Feed the kitten using a safe posture.

The kitten should be comfortable lying or seated with its belly toward the floor. Always bottle feed in a natural, belly-down posture. Never feed a kitten on its back as it can cause the kitten to inhale fluid into the lungs.

Sit the kitten in your lap or on a table, holding the head steady with your non-dominant hand and introduce the nipple to its mouth with your dominant hand. Invert the bottle so that the formula can slowly flow into the kitten’s mouth. You can place a finger on its throat to make sure that the kitten is swallowing. Never forcefully squeeze a bottle into a kitten’s mouth. Let the kitten suckle at its own pace instead.

Feed your kitten the right amount with the right frequency.

Newborn kittens require frequent feeding. They need small amounts of food every few hours to keep them hydrated and to provide the nutrients and fat needed for weight gain and rapid development.

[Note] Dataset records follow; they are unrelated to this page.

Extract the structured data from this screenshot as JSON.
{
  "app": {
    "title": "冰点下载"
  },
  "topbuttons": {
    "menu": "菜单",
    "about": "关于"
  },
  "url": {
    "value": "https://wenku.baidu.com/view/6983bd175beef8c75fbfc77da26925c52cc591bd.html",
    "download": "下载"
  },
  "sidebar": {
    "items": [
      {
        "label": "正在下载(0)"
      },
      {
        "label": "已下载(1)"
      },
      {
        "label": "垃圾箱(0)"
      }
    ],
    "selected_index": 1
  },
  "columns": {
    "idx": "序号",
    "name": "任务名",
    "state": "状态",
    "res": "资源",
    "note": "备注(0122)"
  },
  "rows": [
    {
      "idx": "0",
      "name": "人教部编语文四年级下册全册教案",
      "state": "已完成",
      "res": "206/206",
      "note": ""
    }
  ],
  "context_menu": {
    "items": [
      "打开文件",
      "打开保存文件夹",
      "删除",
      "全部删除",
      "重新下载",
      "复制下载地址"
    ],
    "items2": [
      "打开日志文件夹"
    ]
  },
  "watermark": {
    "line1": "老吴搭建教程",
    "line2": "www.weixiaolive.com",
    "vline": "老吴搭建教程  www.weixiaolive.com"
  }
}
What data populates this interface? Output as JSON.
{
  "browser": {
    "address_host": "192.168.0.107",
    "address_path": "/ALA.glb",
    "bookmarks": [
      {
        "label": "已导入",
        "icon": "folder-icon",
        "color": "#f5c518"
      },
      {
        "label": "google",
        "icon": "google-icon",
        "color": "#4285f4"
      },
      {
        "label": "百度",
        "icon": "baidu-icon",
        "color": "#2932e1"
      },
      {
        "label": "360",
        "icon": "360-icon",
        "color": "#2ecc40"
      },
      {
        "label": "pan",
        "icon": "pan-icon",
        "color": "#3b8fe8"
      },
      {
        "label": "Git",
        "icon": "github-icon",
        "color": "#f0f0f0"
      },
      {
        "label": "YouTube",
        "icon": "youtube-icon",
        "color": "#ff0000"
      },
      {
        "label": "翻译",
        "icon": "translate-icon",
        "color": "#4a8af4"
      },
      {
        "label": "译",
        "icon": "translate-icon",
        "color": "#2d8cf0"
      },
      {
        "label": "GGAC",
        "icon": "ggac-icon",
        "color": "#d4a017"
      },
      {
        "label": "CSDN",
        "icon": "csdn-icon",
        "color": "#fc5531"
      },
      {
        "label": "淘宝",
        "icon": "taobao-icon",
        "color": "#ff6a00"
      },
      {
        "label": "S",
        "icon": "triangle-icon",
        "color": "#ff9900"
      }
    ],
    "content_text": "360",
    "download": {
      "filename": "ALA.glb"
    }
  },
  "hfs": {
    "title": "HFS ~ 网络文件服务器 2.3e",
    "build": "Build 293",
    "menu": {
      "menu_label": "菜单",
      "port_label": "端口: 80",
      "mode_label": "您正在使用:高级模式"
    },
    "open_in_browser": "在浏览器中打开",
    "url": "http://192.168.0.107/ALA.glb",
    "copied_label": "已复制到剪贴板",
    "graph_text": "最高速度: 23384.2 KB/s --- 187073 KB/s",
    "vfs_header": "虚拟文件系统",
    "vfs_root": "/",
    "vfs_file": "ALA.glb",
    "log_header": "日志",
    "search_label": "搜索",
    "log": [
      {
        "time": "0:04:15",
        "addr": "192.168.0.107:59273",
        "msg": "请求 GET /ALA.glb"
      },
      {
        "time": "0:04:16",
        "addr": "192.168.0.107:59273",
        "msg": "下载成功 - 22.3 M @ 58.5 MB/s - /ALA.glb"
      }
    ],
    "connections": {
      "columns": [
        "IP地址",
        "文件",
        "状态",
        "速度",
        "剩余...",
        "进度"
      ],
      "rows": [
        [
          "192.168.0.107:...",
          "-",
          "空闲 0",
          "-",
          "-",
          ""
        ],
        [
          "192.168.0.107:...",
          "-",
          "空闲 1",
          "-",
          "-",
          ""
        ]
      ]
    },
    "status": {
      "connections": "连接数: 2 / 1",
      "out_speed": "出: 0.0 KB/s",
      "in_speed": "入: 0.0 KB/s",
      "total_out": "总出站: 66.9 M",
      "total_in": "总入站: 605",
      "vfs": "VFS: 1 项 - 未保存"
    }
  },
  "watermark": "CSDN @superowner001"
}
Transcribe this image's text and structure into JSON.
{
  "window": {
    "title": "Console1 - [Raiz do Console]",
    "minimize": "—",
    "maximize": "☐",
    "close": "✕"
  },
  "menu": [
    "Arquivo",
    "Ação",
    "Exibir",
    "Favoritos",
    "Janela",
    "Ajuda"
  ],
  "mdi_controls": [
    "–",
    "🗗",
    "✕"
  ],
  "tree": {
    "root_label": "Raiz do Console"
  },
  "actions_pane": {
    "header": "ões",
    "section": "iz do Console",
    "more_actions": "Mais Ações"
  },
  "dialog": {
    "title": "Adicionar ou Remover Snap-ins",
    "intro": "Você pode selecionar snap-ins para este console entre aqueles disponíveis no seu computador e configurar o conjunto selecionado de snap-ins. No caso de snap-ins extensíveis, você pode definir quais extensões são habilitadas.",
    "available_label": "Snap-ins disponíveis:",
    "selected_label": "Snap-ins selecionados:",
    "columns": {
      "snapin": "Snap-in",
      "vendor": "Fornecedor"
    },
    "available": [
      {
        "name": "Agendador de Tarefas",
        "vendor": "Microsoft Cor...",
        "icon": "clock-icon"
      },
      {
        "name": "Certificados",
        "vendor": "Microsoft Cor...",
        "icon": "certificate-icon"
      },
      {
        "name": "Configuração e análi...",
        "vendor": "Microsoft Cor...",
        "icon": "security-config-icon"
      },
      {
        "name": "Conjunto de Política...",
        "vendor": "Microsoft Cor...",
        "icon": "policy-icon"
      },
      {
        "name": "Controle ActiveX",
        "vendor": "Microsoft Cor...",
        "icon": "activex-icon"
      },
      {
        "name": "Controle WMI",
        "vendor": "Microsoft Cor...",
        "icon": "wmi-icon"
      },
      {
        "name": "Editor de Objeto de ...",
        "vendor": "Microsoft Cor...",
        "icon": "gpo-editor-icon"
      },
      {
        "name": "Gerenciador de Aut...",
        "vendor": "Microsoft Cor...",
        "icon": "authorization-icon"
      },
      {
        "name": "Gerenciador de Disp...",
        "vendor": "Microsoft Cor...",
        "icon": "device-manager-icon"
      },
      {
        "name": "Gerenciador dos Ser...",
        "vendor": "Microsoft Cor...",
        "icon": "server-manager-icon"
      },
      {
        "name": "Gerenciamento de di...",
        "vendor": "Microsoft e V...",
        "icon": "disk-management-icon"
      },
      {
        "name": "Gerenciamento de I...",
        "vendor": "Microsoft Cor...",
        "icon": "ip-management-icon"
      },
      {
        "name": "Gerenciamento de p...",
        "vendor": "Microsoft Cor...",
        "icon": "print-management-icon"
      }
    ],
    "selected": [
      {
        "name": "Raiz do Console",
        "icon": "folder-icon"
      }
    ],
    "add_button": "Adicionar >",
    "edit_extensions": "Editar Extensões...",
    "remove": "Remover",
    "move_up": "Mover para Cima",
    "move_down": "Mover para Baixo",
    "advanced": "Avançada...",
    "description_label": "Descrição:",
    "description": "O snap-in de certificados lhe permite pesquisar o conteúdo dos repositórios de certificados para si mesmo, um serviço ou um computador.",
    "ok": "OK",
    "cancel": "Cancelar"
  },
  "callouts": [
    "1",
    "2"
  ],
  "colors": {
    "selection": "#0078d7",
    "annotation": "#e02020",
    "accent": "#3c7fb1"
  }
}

Ideally, a kitten should eat about 8ml of formula per ounce of body weight per day. If the kitten is 1 week old, it should be fed every 2-3 hours of 2-6ml formula. At 2 weeks old, every 4-6 hours of 6-10ml. Once it ages 3 weeks old, it should be fed every 4-6 of 10-14ml. Continue to follow the rule of 8ml formula per ounce of body weight per day to determine the amount of food the kitten should be eating.


Feeding a kitten may be challenging as it requires not just preparation of the formula but also making sure that it has been fed in the right amount and frequency. It will require sacrifice and attention but if it means saving the kitten from starvation and malnutrition, then it’s worth it.